International collaboration including Vanderbilt astrophysicists discover ‘forbidden planet’


Aging stars go through an incredible transformation—they expand to become hundreds of times larger than their original size and are believed to thus destroy any planets in their inner systems. The recent study, “A close-in giant planet escapes engulfment by its star” co-authored by Keivan Stassun, Stevenson Professor of Physics and Astronomy, and Vanderbilt alumni Jack Lubin, BS’16, challenges this notion by revealing the existence of a “forbidden planet”—one that should not exist according to the traditional understanding of stellar evolution. “This discovery raises intriguing questions about how this planet survived and whether our stellar evolution models need revisiting,” Stassun said.

Keivan Stassun
Keivan Stassun

To answer this question, the astrophysicists modeled a potential stellar merger event that offered a new perspective on planetary survival. “Imagine two stars colliding and merging into one. Such a merger could have saved the planet in two ways,” Stassun said. “Firstly, it might have prematurely halted the expansion of the host star, thereby preserving the planet. Alternatively, the merger could have generated enough new materials to form a planet after the merger had concluded.”  

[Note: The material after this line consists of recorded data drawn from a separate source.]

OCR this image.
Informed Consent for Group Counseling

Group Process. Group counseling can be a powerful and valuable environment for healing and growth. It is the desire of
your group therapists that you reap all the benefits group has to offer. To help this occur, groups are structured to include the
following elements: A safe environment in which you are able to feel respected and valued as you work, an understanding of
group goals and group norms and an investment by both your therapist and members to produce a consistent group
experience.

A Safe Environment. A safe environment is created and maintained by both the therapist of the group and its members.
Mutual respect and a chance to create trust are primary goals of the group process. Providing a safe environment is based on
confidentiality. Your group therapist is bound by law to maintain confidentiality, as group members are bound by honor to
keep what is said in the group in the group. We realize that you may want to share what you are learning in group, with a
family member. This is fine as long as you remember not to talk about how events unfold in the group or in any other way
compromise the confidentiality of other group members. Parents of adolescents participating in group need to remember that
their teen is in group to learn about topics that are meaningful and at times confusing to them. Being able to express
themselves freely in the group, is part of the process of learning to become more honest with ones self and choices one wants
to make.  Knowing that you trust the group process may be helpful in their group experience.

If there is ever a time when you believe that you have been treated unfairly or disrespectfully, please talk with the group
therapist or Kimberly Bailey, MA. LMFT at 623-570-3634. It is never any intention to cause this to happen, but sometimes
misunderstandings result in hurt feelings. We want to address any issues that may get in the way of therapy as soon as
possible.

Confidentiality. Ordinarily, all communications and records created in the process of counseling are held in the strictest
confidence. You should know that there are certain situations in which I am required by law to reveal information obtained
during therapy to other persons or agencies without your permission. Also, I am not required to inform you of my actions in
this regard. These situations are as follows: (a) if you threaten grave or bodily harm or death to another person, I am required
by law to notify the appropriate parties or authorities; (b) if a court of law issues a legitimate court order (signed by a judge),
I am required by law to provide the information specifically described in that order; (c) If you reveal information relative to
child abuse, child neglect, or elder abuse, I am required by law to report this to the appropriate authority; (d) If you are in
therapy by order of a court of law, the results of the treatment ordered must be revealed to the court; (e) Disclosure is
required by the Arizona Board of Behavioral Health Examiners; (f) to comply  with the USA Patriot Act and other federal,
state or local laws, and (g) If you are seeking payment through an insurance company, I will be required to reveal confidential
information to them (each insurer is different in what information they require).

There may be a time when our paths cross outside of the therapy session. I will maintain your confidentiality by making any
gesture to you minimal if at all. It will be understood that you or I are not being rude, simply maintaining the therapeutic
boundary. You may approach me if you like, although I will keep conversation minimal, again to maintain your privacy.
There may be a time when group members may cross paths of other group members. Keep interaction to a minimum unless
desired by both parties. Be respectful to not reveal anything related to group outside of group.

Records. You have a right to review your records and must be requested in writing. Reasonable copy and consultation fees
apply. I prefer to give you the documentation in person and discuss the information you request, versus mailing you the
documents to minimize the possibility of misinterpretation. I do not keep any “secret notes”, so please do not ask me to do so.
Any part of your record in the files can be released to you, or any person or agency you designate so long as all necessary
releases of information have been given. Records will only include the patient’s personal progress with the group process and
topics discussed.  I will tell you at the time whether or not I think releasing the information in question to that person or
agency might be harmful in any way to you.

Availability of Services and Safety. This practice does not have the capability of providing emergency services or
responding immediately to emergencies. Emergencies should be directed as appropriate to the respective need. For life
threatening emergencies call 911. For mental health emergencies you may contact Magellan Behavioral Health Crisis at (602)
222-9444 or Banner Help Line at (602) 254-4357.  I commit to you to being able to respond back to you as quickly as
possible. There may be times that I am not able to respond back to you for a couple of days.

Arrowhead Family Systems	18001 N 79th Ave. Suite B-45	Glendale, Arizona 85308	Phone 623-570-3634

The research team’s efforts included the stellar observations of Lubin, who used the High Resolution Echelle Spectrometer instrument at the Keck Observatory over multiple nights in Mauna Kea, Hawaii. HIRES is the largest and most mechanically complex of the Keck’s main instruments and works by breaking up incoming starlight into its component colors to measure the precise intensive of each of thousands of color channels. According to Keck, its spectral capabilities have resulted in many breakthrough discoveries, including direct evidence for a model of the Big Bang theory. Stassun employed a specialized methodology to accurately measure the size and age of the planet’s host star—information that was instrumental in determining the properties of the planet. 

“The significance of this planetary discovery extends beyond a single planet,” said Lubin, who completed a senior honors thesis on the subject with Stassun as a Vanderbilt undergraduate. “It challenges our previous assumptions and suggests that these types of ‘forbidden planets’ might be far more prevalent in our galaxy than previously believed.” If this holds true, he said, it will revolutionize our understanding of stellar and planetary evolution. The very existence of this planet could lead to the reevaluation of models and theories and open the door to finding more planets that have defied their expected fate. 

“Each subsequent finding will provide valuable insights into the life cycles of planets and planetary systems, enhancing our knowledge of the universe on a grand scale,” Stassun said. “It is an exciting time for astrophysics and the study of planetary systems.” 

The discovery also holds relevance for our own solar system’s future. In approximately five billion years, our Sun is predicted to expand into a red giant star. The fate of our planet Earth, whether it will be engulfed or survive, is uncertain. Understanding how planetary systems defy engulfment will provide us with crucial information about the possible destiny of our solar system. Although we may not be able to alter this fate, gaining a more detailed understanding of it can guide our knowledge and future explorations. 

Research funding was provided to the paper’s co-authors by the W.M. Keck Foundation, NASA, the Vanderbilt Initiative for Data-intensive Astrophysics and other international astronomy organizations.